The Value of Preparation
The best way to handle an incident is by being prepared and having already taken the necessary precautionary steps. This involves a specific process of identifying a set of individuals to make up the incident response team, making sure they are well trained for any procedures they may need to execute, creating a detailed document called the incident response plan and continually practicing and updating the incident response plan. The DFIR plan should have detailed steps for each type of incident that identifies the actions to be carried out, the order they should be executed, and which team members are involved. It is not a question of if you need to have a process and plan for digital forensics and incident response. It is only a matter of when you will be using it.
The Phases of the DFIR Plan
The following list offers videos that examine each phase of the DFIR plan and the important differences when implementing your plan with cloud resources:
- Overview: Traditional digital forensics and incident response is very dependent on physical systems and physical access. However, most organizations now run one or more of their services in the cloud. To address modern hybrid infrastructures your digital forensics and incident response plan must account for systems that are virtual and located outside your premises.
- Preparation: Preparation ensures that the DFIR is in a ready-to-execute state. Preparation also ensures that personnel are trained and that infrastructure and software needs are met ahead of time.
- Detection: Detection handles the initial identification and triage of an incident and establishes a chain of command for the incident response through investigation and documentation. A security orchestration, automation and response (SOAR) platform can automate ingestion of alerts or events from any number of security and networking devices on your network, as well as monitor email inboxes.
- Containment: Containment stops the incident from increasing in severity or scope. Containment protects the organization. A SOAR platform can orchestrate various security and networking tools to gather evidence from a system, shut off network access to a system, power down systems, and correlate alerts and incidents to help identify spreading compromises.

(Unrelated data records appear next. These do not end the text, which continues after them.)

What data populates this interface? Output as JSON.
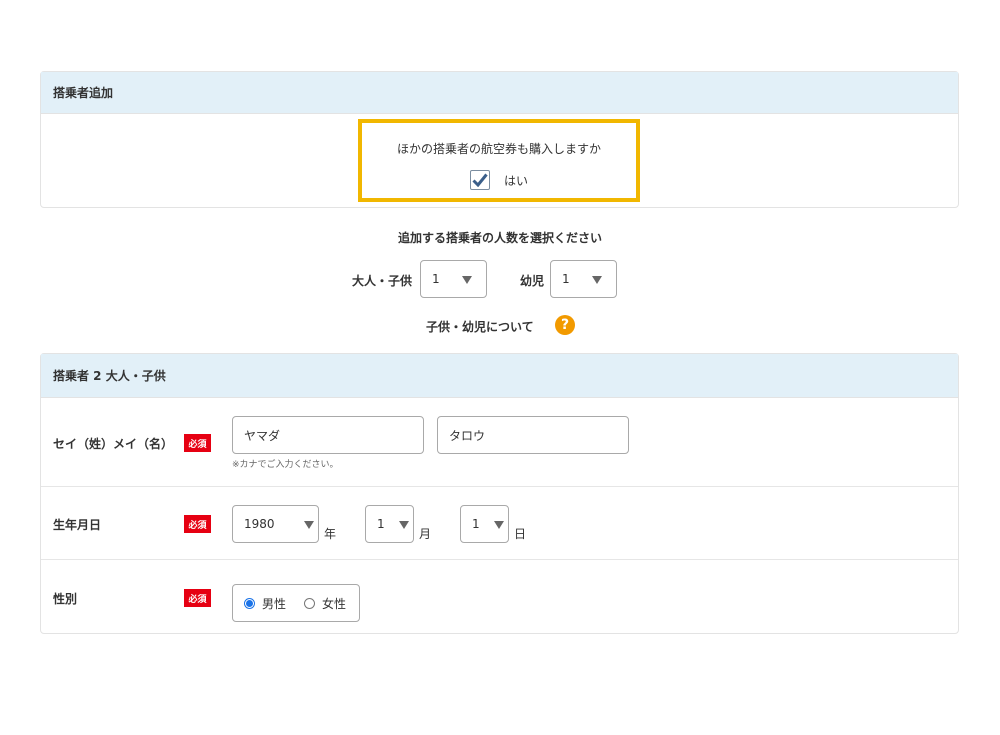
{
  "add_section": {
    "title": "搭乗者追加",
    "question": "ほかの搭乗者の航空券も購入しますか",
    "yes_label": "はい",
    "checked": true
  },
  "count_section": {
    "prompt": "追加する搭乗者の人数を選択ください",
    "adult_child_label": "大人・子供",
    "adult_child_value": "1",
    "infant_label": "幼児",
    "infant_value": "1",
    "about_link": "子供・幼児について",
    "help_icon": "question-circle-icon"
  },
  "passenger_section": {
    "title": "搭乗者 2 大人・子供",
    "required_badge": "必須",
    "name": {
      "label": "セイ（姓）メイ（名）",
      "last_name_value": "ヤマダ",
      "first_name_value": "タロウ",
      "hint": "※カナでご入力ください。"
    },
    "birthdate": {
      "label": "生年月日",
      "year_value": "1980",
      "year_unit": "年",
      "month_value": "1",
      "month_unit": "月",
      "day_value": "1",
      "day_unit": "日"
    },
    "gender": {
      "label": "性別",
      "male": "男性",
      "female": "女性",
      "selected": "男性"
    }
  },
  "colors": {
    "header_bg": "#e2f0f8",
    "highlight": "#f1b700",
    "required": "#e60012",
    "help_icon": "#f29a00",
    "radio_selected": "#1a73e8"
  }
}
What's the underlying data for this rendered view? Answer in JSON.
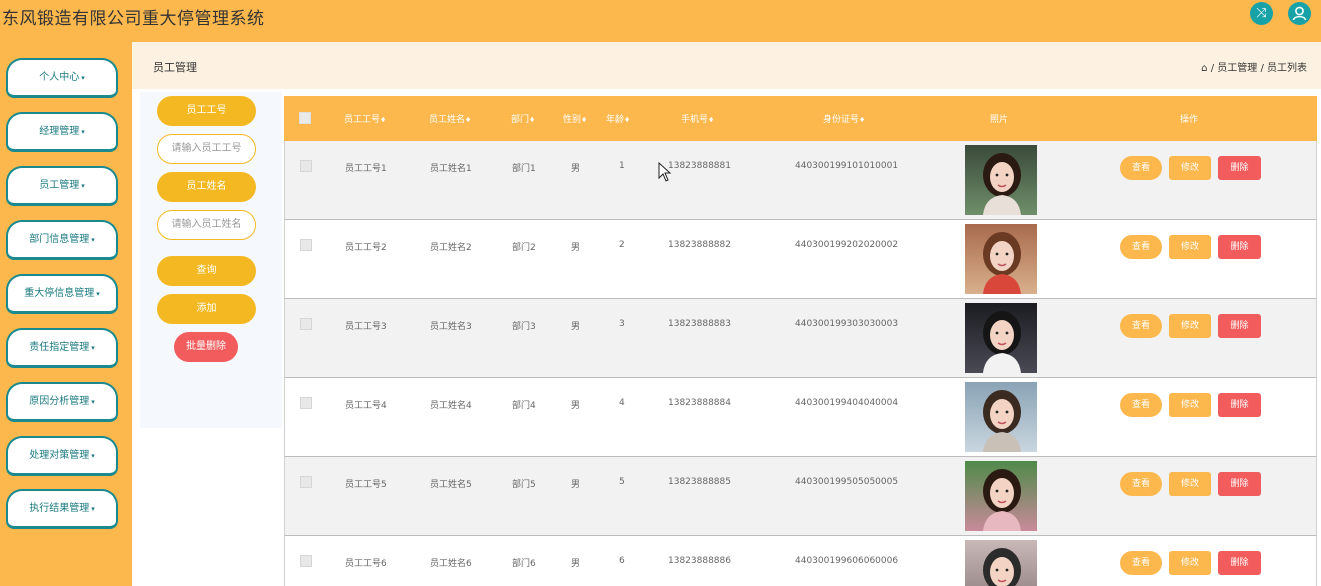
{
  "header": {
    "title": "东风锻造有限公司重大停管理系统",
    "icons": [
      "shuffle-icon",
      "user-icon"
    ]
  },
  "sidebar": {
    "items": [
      {
        "label": "个人中心"
      },
      {
        "label": "经理管理"
      },
      {
        "label": "员工管理"
      },
      {
        "label": "部门信息管理"
      },
      {
        "label": "重大停信息管理"
      },
      {
        "label": "责任指定管理"
      },
      {
        "label": "原因分析管理"
      },
      {
        "label": "处理对策管理"
      },
      {
        "label": "执行结果管理"
      }
    ],
    "caret": "▾"
  },
  "breadcrumb": {
    "title": "员工管理",
    "home_icon": "home-icon",
    "path": "/ 员工管理 / 员工列表"
  },
  "search": {
    "id_label": "员工工号",
    "id_placeholder": "请输入员工工号",
    "name_label": "员工姓名",
    "name_placeholder": "请输入员工姓名",
    "query_button": "查询",
    "add_button": "添加",
    "batch_delete_button": "批量删除"
  },
  "table": {
    "columns": [
      "员工工号",
      "员工姓名",
      "部门",
      "性别",
      "年龄",
      "手机号",
      "身份证号",
      "照片",
      "操作"
    ],
    "sort_mark": "♦",
    "rows": [
      {
        "id": "员工工号1",
        "name": "员工姓名1",
        "dept": "部门1",
        "gender": "男",
        "age": "1",
        "phone": "13823888881",
        "idcard": "440300199101010001"
      },
      {
        "id": "员工工号2",
        "name": "员工姓名2",
        "dept": "部门2",
        "gender": "男",
        "age": "2",
        "phone": "13823888882",
        "idcard": "440300199202020002"
      },
      {
        "id": "员工工号3",
        "name": "员工姓名3",
        "dept": "部门3",
        "gender": "男",
        "age": "3",
        "phone": "13823888883",
        "idcard": "440300199303030003"
      },
      {
        "id": "员工工号4",
        "name": "员工姓名4",
        "dept": "部门4",
        "gender": "男",
        "age": "4",
        "phone": "13823888884",
        "idcard": "440300199404040004"
      },
      {
        "id": "员工工号5",
        "name": "员工姓名5",
        "dept": "部门5",
        "gender": "男",
        "age": "5",
        "phone": "13823888885",
        "idcard": "440300199505050005"
      },
      {
        "id": "员工工号6",
        "name": "员工姓名6",
        "dept": "部门6",
        "gender": "男",
        "age": "6",
        "phone": "13823888886",
        "idcard": "440300199606060006"
      }
    ],
    "actions": {
      "view": "查看",
      "edit": "修改",
      "delete": "删除"
    }
  },
  "colors": {
    "accent": "#fdb84d",
    "button_yellow": "#f4b922",
    "danger": "#f25c5c",
    "teal": "#17a2a8"
  }
}
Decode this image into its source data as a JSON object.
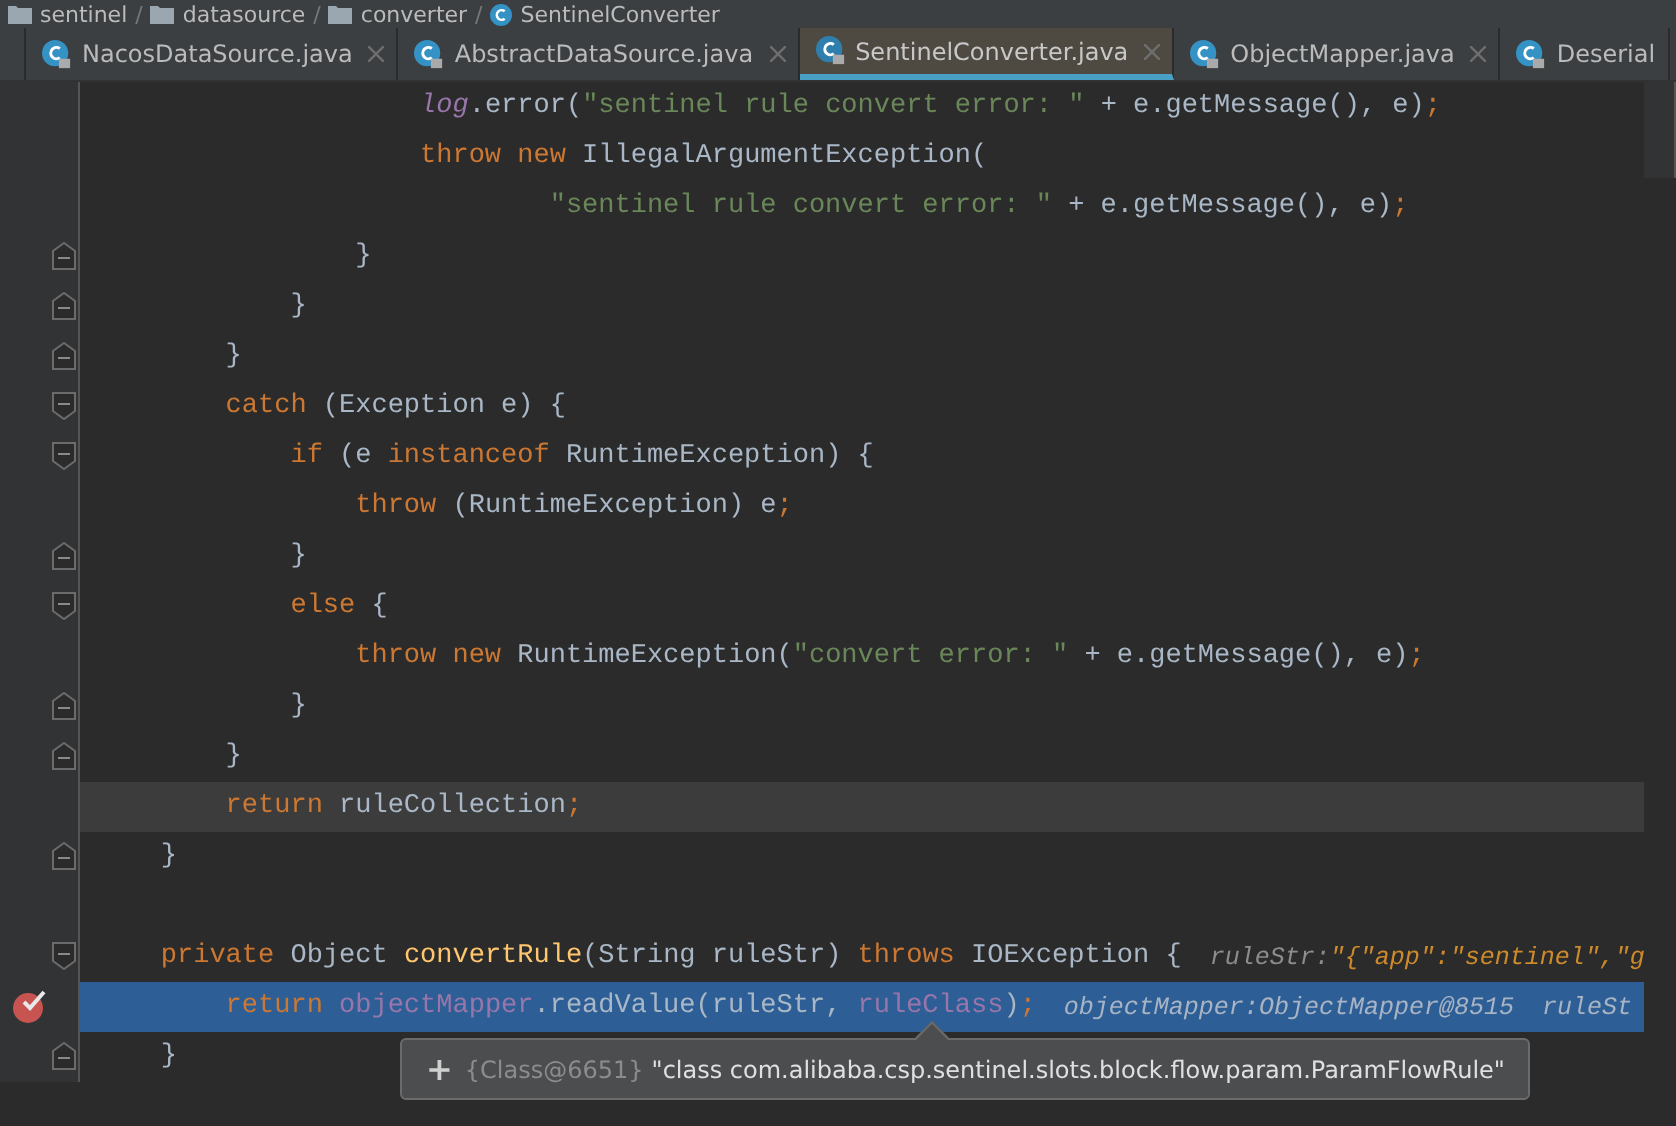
{
  "breadcrumbs": [
    {
      "label": "sentinel",
      "kind": "module",
      "separator": "/"
    },
    {
      "label": "datasource",
      "kind": "folder",
      "separator": "/"
    },
    {
      "label": "converter",
      "kind": "folder",
      "separator": "/"
    },
    {
      "label": "SentinelConverter",
      "kind": "class"
    }
  ],
  "tabs": [
    {
      "label": "NacosDataSource.java",
      "selected": false
    },
    {
      "label": "AbstractDataSource.java",
      "selected": false
    },
    {
      "label": "SentinelConverter.java",
      "selected": true
    },
    {
      "label": "ObjectMapper.java",
      "selected": false
    },
    {
      "label": "Deserial",
      "selected": false
    }
  ],
  "lines": [
    {
      "current": false,
      "selected": false,
      "breakpoint": false,
      "tokens": [
        {
          "kind": "static",
          "text": "                    log"
        },
        {
          "kind": "plain",
          "text": ".error("
        },
        {
          "kind": "string",
          "text": "\"sentinel rule convert error: \""
        },
        {
          "kind": "plain",
          "text": " + e.getMessage(), e)"
        },
        {
          "kind": "punct",
          "text": ";"
        }
      ]
    },
    {
      "current": false,
      "selected": false,
      "breakpoint": false,
      "tokens": [
        {
          "kind": "keyword",
          "text": "                    throw new"
        },
        {
          "kind": "plain",
          "text": " IllegalArgumentException("
        }
      ]
    },
    {
      "current": false,
      "selected": false,
      "breakpoint": false,
      "tokens": [
        {
          "kind": "string",
          "text": "                            \"sentinel rule convert error: \""
        },
        {
          "kind": "plain",
          "text": " + e.getMessage(), e)"
        },
        {
          "kind": "punct",
          "text": ";"
        }
      ]
    },
    {
      "fold": {
        "kind": "end"
      },
      "current": false,
      "selected": false,
      "breakpoint": false,
      "tokens": [
        {
          "kind": "plain",
          "text": "                }"
        }
      ]
    },
    {
      "fold": {
        "kind": "end"
      },
      "current": false,
      "selected": false,
      "breakpoint": false,
      "tokens": [
        {
          "kind": "plain",
          "text": "            }"
        }
      ]
    },
    {
      "fold": {
        "kind": "end"
      },
      "current": false,
      "selected": false,
      "breakpoint": false,
      "tokens": [
        {
          "kind": "plain",
          "text": "        }"
        }
      ]
    },
    {
      "fold": {
        "kind": "start"
      },
      "current": false,
      "selected": false,
      "breakpoint": false,
      "tokens": [
        {
          "kind": "keyword",
          "text": "        catch"
        },
        {
          "kind": "plain",
          "text": " (Exception e) {"
        }
      ]
    },
    {
      "fold": {
        "kind": "start"
      },
      "current": false,
      "selected": false,
      "breakpoint": false,
      "tokens": [
        {
          "kind": "keyword",
          "text": "            if"
        },
        {
          "kind": "plain",
          "text": " (e "
        },
        {
          "kind": "keyword",
          "text": "instanceof"
        },
        {
          "kind": "plain",
          "text": " RuntimeException) {"
        }
      ]
    },
    {
      "current": false,
      "selected": false,
      "breakpoint": false,
      "tokens": [
        {
          "kind": "keyword",
          "text": "                throw"
        },
        {
          "kind": "plain",
          "text": " (RuntimeException) e"
        },
        {
          "kind": "punct",
          "text": ";"
        }
      ]
    },
    {
      "fold": {
        "kind": "end"
      },
      "current": false,
      "selected": false,
      "breakpoint": false,
      "tokens": [
        {
          "kind": "plain",
          "text": "            }"
        }
      ]
    },
    {
      "fold": {
        "kind": "start"
      },
      "current": false,
      "selected": false,
      "breakpoint": false,
      "tokens": [
        {
          "kind": "keyword",
          "text": "            else"
        },
        {
          "kind": "plain",
          "text": " {"
        }
      ]
    },
    {
      "current": false,
      "selected": false,
      "breakpoint": false,
      "tokens": [
        {
          "kind": "keyword",
          "text": "                throw new"
        },
        {
          "kind": "plain",
          "text": " RuntimeException("
        },
        {
          "kind": "string",
          "text": "\"convert error: \""
        },
        {
          "kind": "plain",
          "text": " + e.getMessage(), e)"
        },
        {
          "kind": "punct",
          "text": ";"
        }
      ]
    },
    {
      "fold": {
        "kind": "end"
      },
      "current": false,
      "selected": false,
      "breakpoint": false,
      "tokens": [
        {
          "kind": "plain",
          "text": "            }"
        }
      ]
    },
    {
      "fold": {
        "kind": "end"
      },
      "current": false,
      "selected": false,
      "breakpoint": false,
      "tokens": [
        {
          "kind": "plain",
          "text": "        }"
        }
      ]
    },
    {
      "current": true,
      "selected": false,
      "breakpoint": false,
      "tokens": [
        {
          "kind": "keyword",
          "text": "        return"
        },
        {
          "kind": "plain",
          "text": " ruleCollection"
        },
        {
          "kind": "punct",
          "text": ";"
        }
      ]
    },
    {
      "fold": {
        "kind": "end"
      },
      "current": false,
      "selected": false,
      "breakpoint": false,
      "tokens": [
        {
          "kind": "plain",
          "text": "    }"
        }
      ]
    },
    {
      "current": false,
      "selected": false,
      "breakpoint": false
    },
    {
      "fold": {
        "kind": "start"
      },
      "current": false,
      "selected": false,
      "breakpoint": false,
      "tokens": [
        {
          "kind": "keyword",
          "text": "    private"
        },
        {
          "kind": "plain",
          "text": " Object "
        },
        {
          "kind": "method",
          "text": "convertRule"
        },
        {
          "kind": "plain",
          "text": "(String ruleStr) "
        },
        {
          "kind": "keyword",
          "text": "throws"
        },
        {
          "kind": "plain",
          "text": " IOException {"
        }
      ],
      "hints": [
        {
          "label": "ruleStr:",
          "value": "\"{\"app\":\"sentinel\",\"g",
          "kind": "string"
        }
      ]
    },
    {
      "current": false,
      "selected": true,
      "breakpoint": true,
      "tokens": [
        {
          "kind": "keyword",
          "text": "        return "
        },
        {
          "kind": "field",
          "text": "objectMapper"
        },
        {
          "kind": "plain",
          "text": ".readValue(ruleStr, "
        },
        {
          "kind": "field",
          "text": "ruleClass"
        },
        {
          "kind": "plain",
          "text": ")"
        },
        {
          "kind": "punct",
          "text": ";"
        }
      ],
      "hints": [
        {
          "label": "objectMapper:",
          "value": "ObjectMapper@8515",
          "kind": "object"
        },
        {
          "label": "ruleSt"
        }
      ]
    },
    {
      "fold": {
        "kind": "end"
      },
      "current": false,
      "selected": false,
      "breakpoint": false,
      "tokens": [
        {
          "kind": "plain",
          "text": "    }"
        }
      ]
    }
  ],
  "tooltip": {
    "expand": "+",
    "type": "{Class@6651}",
    "value": "\"class com.alibaba.csp.sentinel.slots.block.flow.param.ParamFlowRule\""
  }
}
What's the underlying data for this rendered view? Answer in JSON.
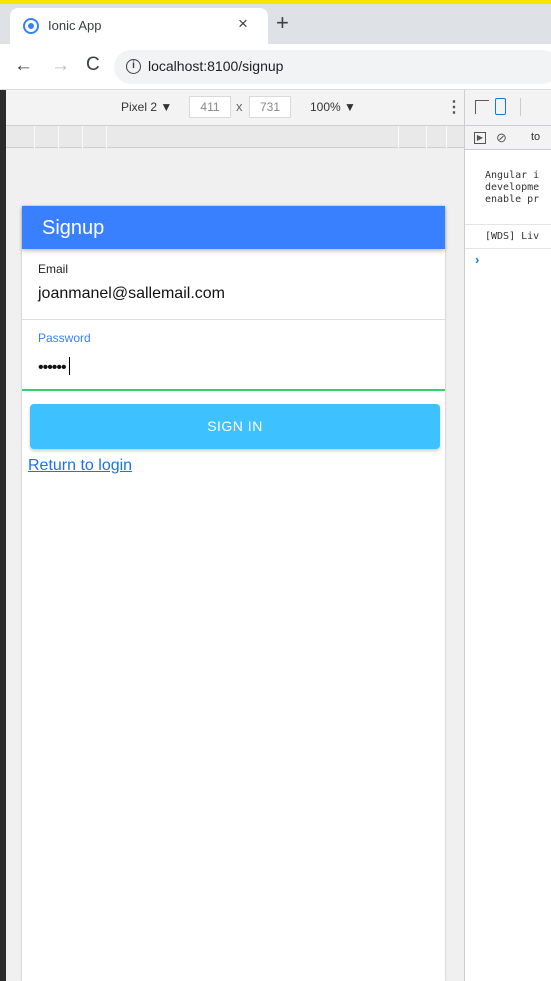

- Eradication: Eradication eliminates the root cause of incident to secure affected assets and to prevent further breaches. A SOAR platform, collecting backup data from a system, reimagining a system, redeploying containers and running on-system malware scans or scripts can all be automated and available at the click of a button.
- Recovery: Recovery restores pre-incident functionality to affected systems. A SOAR platform can use scripts or vendor tools to push standard images to systems, restore backed up data to assist in the recovery process, as well as verify whether expected accessibility and behavior have been restored.
- Lessons Learned: A lessons learned exercise is a retrospective focused on improving processes & procedures. An incident report based on the timeline of the incident is created and agreed on. The report should identify when things happened and ensure everyone agrees with the details. The lessons learned phase is often overlooked or skipped but it is very important because it reviews the incident and finds opportunities for improvements in the incident response plan and the overall security posture.
- Benefits of Automation: Automating the digital forensics and incident response plan and process can provide some very useful benefits like better consistency and uniformity of the actions, an increase in speed and accuracy, better tracking of what is taking place, and a reduced divergence from the plan itself. The process of gathering all data related to a case from multiple tools, environments, and sources can be automated with a SOAR platform. Most SOAR platforms allow data to be exported or reported in various formats.